A second factory was constructed in 1905, for the manufacture of the Union car. At that time, changed its name to the Lambert Automobile Company, and the buggy was redesigned into a higher-quality vehicle suitable for mass production.[12] In addition to gasoline-powered street cars, the company made commercial trucks, fire-engine vehicles, railroad inspection vehicles, and tractors for farmers.[10]
The Lambert Automobile Company belonged under the umbrella of the Buckeye Manufacturing Company conglomerate group. It produced an average of 2,000 vehicles per year between 1906 and 1910, with 500 employees (and hiring more workers each year). The company employed over a thousand workers by 1910, and production increased to an average of around 3,000 vehicles per year until 1916. In that year, only about a thousand vehicles were manufactured. In 1917, when the United States entered into World War I, the plant retooled to make equipment for the war. They then made projectiles, ammunition, wheels, and special-purpose engines.

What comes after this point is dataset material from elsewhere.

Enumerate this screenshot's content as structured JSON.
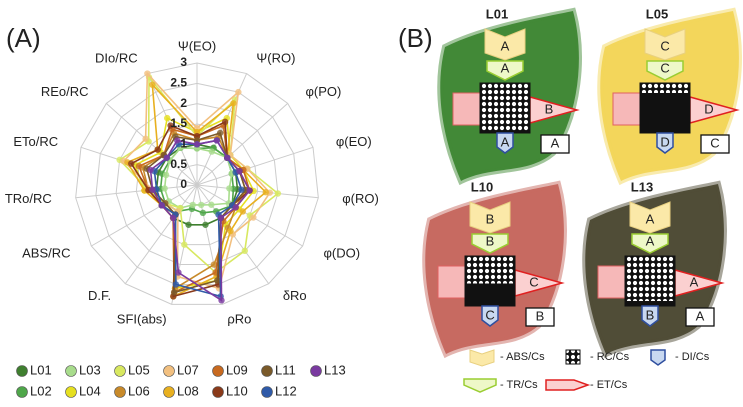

Lambert produced only a few vehicles after the war was over. He realized that, for automobile manufacturing to be profitable, cars had to be mass-produced in high numbers to enable economies of scale.[10] By 1922, the Buckeye Manufacturing Company had stopped manufacturing vehicles and automobile parts altogether. In the time of their production, however, automobiles had been the company's main enterprise. The company designed its own bodyworks and vehicle motors; sometimes these parts were made to order by third parties and manufactured to Buckeye's specifications. The automobile interiors were of high-quality upholstery, and the exterior paint was applied in fifteen layers.